Demo inference speed problem?

ifzhang / FairMOT

[IJCV-2021] FairMOT: On the Fairness of Detection and Re-Identification in Multi-Object Tracking

MIT License

4.01k stars 933 forks source link

Demo inference speed problem? #133

Open gachiemchiep opened 4 years ago

gachiemchiep commented 4 years ago

Hello @ifzhang Thank you for your great work. I tried your code but it didn't run that fast.
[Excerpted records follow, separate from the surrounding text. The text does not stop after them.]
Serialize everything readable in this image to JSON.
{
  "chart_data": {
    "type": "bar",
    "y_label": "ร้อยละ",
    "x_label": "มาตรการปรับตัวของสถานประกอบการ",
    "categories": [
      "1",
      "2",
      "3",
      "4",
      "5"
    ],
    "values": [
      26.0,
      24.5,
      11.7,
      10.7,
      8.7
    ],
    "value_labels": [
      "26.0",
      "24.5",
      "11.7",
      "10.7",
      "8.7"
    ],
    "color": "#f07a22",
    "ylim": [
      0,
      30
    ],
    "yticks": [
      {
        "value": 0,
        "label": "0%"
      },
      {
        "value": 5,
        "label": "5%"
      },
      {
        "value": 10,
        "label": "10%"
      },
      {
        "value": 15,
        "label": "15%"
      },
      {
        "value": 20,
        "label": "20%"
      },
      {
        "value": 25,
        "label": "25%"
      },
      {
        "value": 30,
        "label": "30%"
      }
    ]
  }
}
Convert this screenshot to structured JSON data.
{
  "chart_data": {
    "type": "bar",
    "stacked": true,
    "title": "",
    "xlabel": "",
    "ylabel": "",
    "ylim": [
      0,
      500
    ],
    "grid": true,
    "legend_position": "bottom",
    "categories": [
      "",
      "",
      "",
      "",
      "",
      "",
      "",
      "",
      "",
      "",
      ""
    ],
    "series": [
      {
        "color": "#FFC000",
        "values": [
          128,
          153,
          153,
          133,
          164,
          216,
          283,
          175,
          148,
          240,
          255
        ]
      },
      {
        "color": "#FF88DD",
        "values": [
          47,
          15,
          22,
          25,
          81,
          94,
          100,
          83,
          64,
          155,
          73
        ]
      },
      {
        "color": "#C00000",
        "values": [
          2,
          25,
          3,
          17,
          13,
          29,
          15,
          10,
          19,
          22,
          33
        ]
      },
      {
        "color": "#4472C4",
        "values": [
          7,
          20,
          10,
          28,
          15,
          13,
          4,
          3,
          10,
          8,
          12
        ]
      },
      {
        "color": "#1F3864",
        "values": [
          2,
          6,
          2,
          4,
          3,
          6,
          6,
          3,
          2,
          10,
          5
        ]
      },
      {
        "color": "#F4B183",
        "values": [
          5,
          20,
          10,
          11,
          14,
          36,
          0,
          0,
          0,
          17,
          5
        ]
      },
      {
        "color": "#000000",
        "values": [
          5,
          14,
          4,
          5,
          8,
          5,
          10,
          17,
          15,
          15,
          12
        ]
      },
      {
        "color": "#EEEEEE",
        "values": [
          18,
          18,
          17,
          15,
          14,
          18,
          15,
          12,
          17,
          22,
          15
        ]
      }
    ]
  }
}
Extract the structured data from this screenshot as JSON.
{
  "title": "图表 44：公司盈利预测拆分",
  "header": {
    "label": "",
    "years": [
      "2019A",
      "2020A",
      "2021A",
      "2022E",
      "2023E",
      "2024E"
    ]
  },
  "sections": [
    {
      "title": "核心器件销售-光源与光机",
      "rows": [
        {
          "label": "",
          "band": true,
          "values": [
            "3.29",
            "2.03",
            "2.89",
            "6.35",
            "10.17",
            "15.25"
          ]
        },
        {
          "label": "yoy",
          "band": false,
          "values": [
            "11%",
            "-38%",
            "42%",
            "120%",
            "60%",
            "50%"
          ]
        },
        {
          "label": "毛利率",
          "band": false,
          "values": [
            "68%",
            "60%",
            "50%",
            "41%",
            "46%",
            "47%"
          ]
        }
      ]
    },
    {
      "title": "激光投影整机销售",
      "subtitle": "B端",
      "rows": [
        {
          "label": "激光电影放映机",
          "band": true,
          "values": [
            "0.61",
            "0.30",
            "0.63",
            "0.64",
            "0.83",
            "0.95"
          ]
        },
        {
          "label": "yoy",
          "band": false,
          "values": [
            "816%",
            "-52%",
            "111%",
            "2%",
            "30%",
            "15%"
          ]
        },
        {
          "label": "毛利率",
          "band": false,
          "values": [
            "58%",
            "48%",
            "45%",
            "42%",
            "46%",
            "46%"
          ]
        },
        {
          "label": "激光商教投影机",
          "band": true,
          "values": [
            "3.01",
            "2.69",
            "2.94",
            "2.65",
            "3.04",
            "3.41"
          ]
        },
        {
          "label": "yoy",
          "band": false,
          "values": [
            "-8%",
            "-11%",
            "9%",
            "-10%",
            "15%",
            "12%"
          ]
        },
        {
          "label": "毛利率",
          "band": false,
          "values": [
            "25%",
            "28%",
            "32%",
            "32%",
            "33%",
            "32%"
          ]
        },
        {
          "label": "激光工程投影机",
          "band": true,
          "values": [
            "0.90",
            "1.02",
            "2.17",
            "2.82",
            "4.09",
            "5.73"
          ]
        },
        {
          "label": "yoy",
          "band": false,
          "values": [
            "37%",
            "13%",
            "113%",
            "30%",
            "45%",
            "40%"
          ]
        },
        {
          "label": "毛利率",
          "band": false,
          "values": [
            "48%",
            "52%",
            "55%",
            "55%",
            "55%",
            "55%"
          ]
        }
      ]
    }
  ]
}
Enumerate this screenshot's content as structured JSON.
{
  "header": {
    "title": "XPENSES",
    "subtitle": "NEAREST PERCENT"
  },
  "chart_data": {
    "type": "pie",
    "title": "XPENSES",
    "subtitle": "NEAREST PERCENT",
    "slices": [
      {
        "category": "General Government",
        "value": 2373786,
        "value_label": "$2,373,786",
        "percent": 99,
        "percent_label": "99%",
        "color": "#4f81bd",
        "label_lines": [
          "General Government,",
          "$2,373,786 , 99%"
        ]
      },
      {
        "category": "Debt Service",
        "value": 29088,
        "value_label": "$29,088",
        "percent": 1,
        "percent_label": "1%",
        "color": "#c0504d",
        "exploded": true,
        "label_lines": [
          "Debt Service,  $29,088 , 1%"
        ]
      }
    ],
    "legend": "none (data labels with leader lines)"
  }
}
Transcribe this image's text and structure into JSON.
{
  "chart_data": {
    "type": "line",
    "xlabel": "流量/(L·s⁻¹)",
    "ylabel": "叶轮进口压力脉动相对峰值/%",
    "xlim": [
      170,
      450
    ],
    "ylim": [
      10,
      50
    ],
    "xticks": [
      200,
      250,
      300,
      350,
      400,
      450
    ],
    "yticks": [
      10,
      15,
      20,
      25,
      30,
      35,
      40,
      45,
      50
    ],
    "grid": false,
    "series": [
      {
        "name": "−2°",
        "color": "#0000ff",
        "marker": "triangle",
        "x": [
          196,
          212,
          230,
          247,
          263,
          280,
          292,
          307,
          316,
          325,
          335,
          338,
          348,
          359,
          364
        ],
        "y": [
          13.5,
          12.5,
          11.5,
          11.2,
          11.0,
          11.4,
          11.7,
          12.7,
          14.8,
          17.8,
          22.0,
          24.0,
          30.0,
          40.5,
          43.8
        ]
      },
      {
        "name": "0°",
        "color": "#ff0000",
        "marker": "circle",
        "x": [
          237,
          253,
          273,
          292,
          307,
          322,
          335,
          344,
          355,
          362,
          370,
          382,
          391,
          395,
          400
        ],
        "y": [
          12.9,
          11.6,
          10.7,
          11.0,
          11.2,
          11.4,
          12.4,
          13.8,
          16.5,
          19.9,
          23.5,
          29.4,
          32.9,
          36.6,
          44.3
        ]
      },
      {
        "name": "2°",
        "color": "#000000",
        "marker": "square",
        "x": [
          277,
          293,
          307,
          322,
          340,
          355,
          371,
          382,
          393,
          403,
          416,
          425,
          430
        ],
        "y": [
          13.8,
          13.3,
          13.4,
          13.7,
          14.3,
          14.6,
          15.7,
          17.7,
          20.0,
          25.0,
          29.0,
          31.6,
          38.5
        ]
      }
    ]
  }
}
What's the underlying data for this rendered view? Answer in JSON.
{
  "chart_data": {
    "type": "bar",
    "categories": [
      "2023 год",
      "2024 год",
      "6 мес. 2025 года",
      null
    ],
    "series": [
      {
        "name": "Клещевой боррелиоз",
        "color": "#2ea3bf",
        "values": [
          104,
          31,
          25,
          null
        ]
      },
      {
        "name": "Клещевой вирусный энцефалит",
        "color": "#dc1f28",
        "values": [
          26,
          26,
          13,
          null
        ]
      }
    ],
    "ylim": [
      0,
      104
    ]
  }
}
all_dla34.pth model : the speed is only 12fps : log file : all_dla34.pth.txt

python demo.py mot --load_model ../models/all_dla34.pth --conf_thres 0.4 --input-video ../videos/MOT16-03.mp4 --output-root ../

ctdet_coco_dla_2x.pth : the speed is doubled at 24fps, but there isn't any bounding box inside output video. logfile : ctdet_coco_dla_2x.pth.txt

python demo.py mot --load_model ../models/ctdet_coco_dla_2x.pth --conf_thres 0.4 --input-video ../videos/MOT16-03.mp4 --output-root ../

I'm using RTX2080Ti so I think it should archive 30fps. Do you have any idea how to archive 30fps speed. There's huge difference in fps between all_dla34.pth and ctdet_coco_dla_2x.pth models? Did you quantize the ctdet_coco_dla_2x.pth model?

ifzhang commented 4 years ago

You can try track.py to test its speed. The speed of demo is a little slower than 30 fps, like 25 fps because it needs to make the video to frames using cv2.VideoCapture, which will take some time.

ifzhang commented 4 years ago

ctdet_coco_dla_2x.pth is just a coco pretrained model of our backbone and it cannot do tracking task.

faruknane commented 4 years ago

@ifzhang Can we make batch predictions instead of predicting each image separately? I believe it would increase the performance really well. I was digging into the code. I thought I can ask it here before digging more.

It will add some delay but will increase the fps definitely.

Ashwin-Ramesh2607 commented 4 years ago

@faruknane I have not looked in deep into the code, but shouldn't batching be infeasible during tracking? Since information from the previous frame is required to track in the next frame, they cant be done in parallel right?

faruknane commented 4 years ago

@faruknane I have not looked in deep into the code, but shouldn't batching be infeasible during tracking? Since information from the previous frame is required to track in the next frame, they cant be done in parallel right?

They can be done in parallel. You can process images as one batch(batching). Then take the outputs from the AI model (whatever needed for tracking), and split the output into number of batch size (unbatching). Then feed those to the tracking system one bye one.

The authors didn't write the code for batch size greater than one. Their code processes one image at a time. But in practise, it can be paraleled once you understand the code. I did it, it works.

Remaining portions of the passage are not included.